Mid-market businesses are increasing their investment in employee reward and benefits following the introduction of the Employment Rights Bill to parliament last week (10 October).
The shift in investment intentions was revealed in the October Business Outlook Tracker from Grant Thornton UK. Experts at the firm said that reforms in the bill might make certain reward and benefits policies “feel out of date”, encouraging employers to revisit and ramp up their offering.
Another factor driving investment plans is the rise in employee demand for flexible benefits that support balance and promote wellbeing. Such demand has grown rapidly in recent years and aligns with the aims of the government’s new bill.
Significant increase
The bill, as it stands, supports greater access to flexible working and help for working families. It also outlines new standards and protections for workers, such as changes to statutory sick pay (SSP), greater protection from sexual harassment and the removal of the two year qualifying period before employees can bring an unfair dismissal claim.
The survey of 603 decision makers from UK mid-market businesses, which are defined as firms with a turnover of between £50 million and £500m, revealed that 46 percent of respondents expect to increase their investment in employee reward and benefits. This is a rise of 7 percentage points from the last tracker survey and is 10 percentage points above the tracker’s rolling average since 2021.
Wellbeing is also expected to receive an investment bump as findings showed that more than two-fifths (42 percent) expect to increase investment in employee wellbeing. This is the highest level since August 2022 and is 6 percentage points above the tracker’s rolling average.
Prompt to review benefits
Laurie Eggleston, associate director in Grant Thornton’s Employee Benefits practice, said: “The Employment Rights Bill reforms are focussed on strengthening employee rights from day one, so for business leaders it represents a clear opportunity to review existing benefit schemes to ensure they remain relevant. For instance, the changes to SSP should prompt employers to review existing group income protection arrangements, while the zero hours reforms could also have an impact on their pension scheme membership and associated costs for the employer.
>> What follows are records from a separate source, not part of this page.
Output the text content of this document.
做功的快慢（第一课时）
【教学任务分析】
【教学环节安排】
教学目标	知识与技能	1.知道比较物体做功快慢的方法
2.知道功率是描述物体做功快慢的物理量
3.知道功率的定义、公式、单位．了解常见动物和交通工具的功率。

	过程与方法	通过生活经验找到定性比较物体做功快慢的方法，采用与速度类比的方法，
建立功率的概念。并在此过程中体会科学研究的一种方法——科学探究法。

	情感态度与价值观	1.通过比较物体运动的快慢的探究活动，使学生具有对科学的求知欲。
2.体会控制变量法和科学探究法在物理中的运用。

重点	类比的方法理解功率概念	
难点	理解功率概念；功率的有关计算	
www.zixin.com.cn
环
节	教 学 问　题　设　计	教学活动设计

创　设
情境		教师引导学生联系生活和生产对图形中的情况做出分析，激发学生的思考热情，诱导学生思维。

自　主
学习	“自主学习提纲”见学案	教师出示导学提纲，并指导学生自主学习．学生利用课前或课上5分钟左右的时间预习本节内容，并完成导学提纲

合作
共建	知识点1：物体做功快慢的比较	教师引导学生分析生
“Many employers currently operate benefit schemes with probation periods (where employees only become eligible for things like healthcare after 12 months). The reforms make these policies feel out of date and arguably against the spirit of what the bill is trying to achieve.
Smart employers
“Collectively though, the package represents a shift in employee expectations and rights. Smart employers will embrace this and demonstrate how they go beyond simply what’s necessary, to stand out as an employer of choice. Having a package of benefits that supports employee wellbeing is increasingly seen as ‘must have’, and doing so rewards employers with a healthier, engaged workforce.
“This bill brings greater job security to complement the financial, physical and mental wellbeing strategies employers should already have in place for their people. It’s great our research shows that a significant proportion of employers plan to go further, with many expecting to increase their investment in this area over the coming months.”